(i) `int (e^x dx)/(e^x (e^x-1))`
(ii) `int e^x/((1+e^x)(2+e^x)) dx`
(iii) `int e^x/((e^x-1)^2(e^x+2)) dx`

Let's solve the three integrals step by step. ### Part (i): Evaluate the integral: \[ \int \frac{e^x}{e^x(e^x - 1)} \, dx \] **Step 1: Substitution** Let \( t = e^x - 1 \). Then, \( e^x = t + 1 \) and \( dx = \frac{dt}{e^x} = \frac{dt}{t + 1} \). **Step 2: Rewrite the integral** Substituting into the integral, we have: \[ \int \frac{e^x}{e^x(e^x - 1)} \, dx = \int \frac{t + 1}{(t + 1)t} \cdot \frac{dt}{t + 1} = \int \frac{1}{t} - \frac{1}{t + 1} \, dt \] **Step 3: Integrate** Now, we can integrate: \[ \int \left( \frac{1}{t} - \frac{1}{t + 1} \right) dt = \ln |t| - \ln |t + 1| + C \] **Step 4: Substitute back** Substituting back \( t = e^x - 1 \): \[ \ln |e^x - 1| - \ln |e^x| + C = \ln \left( \frac{e^x - 1}{e^x} \right) + C = \ln \left( 1 - \frac{1}{e^x} \right) + C \] ### Final Answer for Part (i): \[ \int \frac{e^x}{e^x(e^x - 1)} \, dx = \ln \left( 1 - \frac{1}{e^x} \right) + C \] --- ### Part (ii): Evaluate the integral: \[ \int \frac{e^x}{(1 + e^x)(2 + e^x)} \, dx \] **Step 1: Substitution** Let \( t = e^x + 1 \).
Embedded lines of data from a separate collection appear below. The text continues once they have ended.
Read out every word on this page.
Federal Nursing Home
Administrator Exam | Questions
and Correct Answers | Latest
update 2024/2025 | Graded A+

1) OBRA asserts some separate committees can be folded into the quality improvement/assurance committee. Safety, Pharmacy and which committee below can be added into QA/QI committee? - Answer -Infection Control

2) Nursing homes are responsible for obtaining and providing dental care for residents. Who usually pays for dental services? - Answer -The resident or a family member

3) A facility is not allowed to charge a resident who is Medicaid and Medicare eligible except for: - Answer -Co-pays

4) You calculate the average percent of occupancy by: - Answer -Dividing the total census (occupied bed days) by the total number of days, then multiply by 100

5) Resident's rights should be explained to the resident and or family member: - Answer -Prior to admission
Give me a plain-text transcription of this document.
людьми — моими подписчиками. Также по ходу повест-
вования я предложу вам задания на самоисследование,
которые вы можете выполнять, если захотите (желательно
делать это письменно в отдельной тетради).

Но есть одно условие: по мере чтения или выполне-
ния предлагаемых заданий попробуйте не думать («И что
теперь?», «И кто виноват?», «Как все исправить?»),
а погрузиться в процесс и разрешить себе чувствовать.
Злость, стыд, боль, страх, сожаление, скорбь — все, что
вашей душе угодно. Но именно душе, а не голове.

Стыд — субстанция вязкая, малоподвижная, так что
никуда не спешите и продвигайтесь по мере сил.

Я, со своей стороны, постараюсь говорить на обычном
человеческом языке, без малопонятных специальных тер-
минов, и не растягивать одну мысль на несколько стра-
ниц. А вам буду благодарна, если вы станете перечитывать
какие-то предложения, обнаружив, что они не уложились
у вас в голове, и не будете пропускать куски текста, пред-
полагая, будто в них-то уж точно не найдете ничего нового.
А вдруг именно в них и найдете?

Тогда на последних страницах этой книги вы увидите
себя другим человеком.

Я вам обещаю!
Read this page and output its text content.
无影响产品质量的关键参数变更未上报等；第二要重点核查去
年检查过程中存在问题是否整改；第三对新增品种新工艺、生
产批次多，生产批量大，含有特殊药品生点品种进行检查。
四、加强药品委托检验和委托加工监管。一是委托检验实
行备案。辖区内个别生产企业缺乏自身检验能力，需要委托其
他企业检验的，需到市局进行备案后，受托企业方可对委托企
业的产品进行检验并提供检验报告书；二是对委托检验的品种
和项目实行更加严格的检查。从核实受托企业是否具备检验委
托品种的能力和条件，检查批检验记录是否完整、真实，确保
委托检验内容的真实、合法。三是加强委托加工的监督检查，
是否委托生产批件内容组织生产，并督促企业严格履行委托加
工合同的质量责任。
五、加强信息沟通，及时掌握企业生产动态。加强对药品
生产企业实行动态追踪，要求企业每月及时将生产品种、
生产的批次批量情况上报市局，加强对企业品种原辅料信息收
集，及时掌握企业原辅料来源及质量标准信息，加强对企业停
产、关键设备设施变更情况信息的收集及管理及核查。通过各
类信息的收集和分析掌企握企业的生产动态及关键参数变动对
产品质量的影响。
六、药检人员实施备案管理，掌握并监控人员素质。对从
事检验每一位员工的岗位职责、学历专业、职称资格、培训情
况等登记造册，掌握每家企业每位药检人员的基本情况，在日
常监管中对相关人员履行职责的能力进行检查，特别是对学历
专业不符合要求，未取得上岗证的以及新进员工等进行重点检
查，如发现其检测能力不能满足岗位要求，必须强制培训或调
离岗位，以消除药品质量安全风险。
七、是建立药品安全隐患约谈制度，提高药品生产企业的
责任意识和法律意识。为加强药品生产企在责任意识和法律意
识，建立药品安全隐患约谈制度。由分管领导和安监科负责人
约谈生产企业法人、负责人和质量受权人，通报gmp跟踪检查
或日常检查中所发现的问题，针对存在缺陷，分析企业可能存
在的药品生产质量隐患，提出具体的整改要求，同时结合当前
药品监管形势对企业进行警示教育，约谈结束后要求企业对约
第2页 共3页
Then, \( e^x = t - 1 \) and \( dx = \frac{dt}{e^x} = \frac{dt}{t - 1} \). **Step 2: Rewrite the integral** Substituting into the integral, we have: \[ \int \frac{t - 1}{(t)(t + 1)} \cdot \frac{dt}{t - 1} = \int \frac{1}{t} - \frac{1}{t + 1} \, dt \] **Step 3: Integrate** Now, we can integrate: \[ \int \left( \frac{1}{t} - \frac{1}{t + 1} \right) dt = \ln |t| - \ln |t + 1| + C \] **Step 4: Substitute back** Substituting back \( t = e^x + 1 \): \[ \ln |e^x + 1| - \ln |e^x + 2| + C = \ln \left( \frac{e^x + 1}{e^x + 2} \right) + C \] ### Final Answer for Part (ii): \[ \int \frac{e^x}{(1 + e^x)(2 + e^x)} \, dx = \ln \left( \frac{e^x + 1}{e^x + 2} \right) + C \] --- ### Part (iii): Evaluate the integral: \[ \int \frac{e^x}{(e^x - 1)^2(e^x + 2)} \, dx \] **Step 1: Substitution** Let \( t = e^x - 1 \). Then, \( e^x = t + 1 \) and \( dx = \frac{dt}{t + 1} \). **Step 2: Rewrite the integral** Substituting into the integral, we have: \[ \int \frac{t + 1}{t^2(t + 3)} \cdot \frac{dt}{t + 1} = \int \frac{1}{t^2} - \frac{1}{t + 3} \, dt \] **Step 3: Integrate** Now, we can integrate: \[ \int \left( \frac{1}{t^2} - \frac{1}{t + 3} \right) dt = -\frac{1}{t} - \ln |t + 3| + C \] **Step 4: Substitute back** Substituting back \( t = e^x - 1 \): \[ -\frac{1}{e^x - 1} - \ln |e^x + 2| + C \] ### Final Answer for Part (iii): \[ \int \frac{e^x}{(e^x - 1)^2(e^x + 2)} \, dx = -\frac{1}{e^x - 1} - \ln |e^x + 2| + C \] ---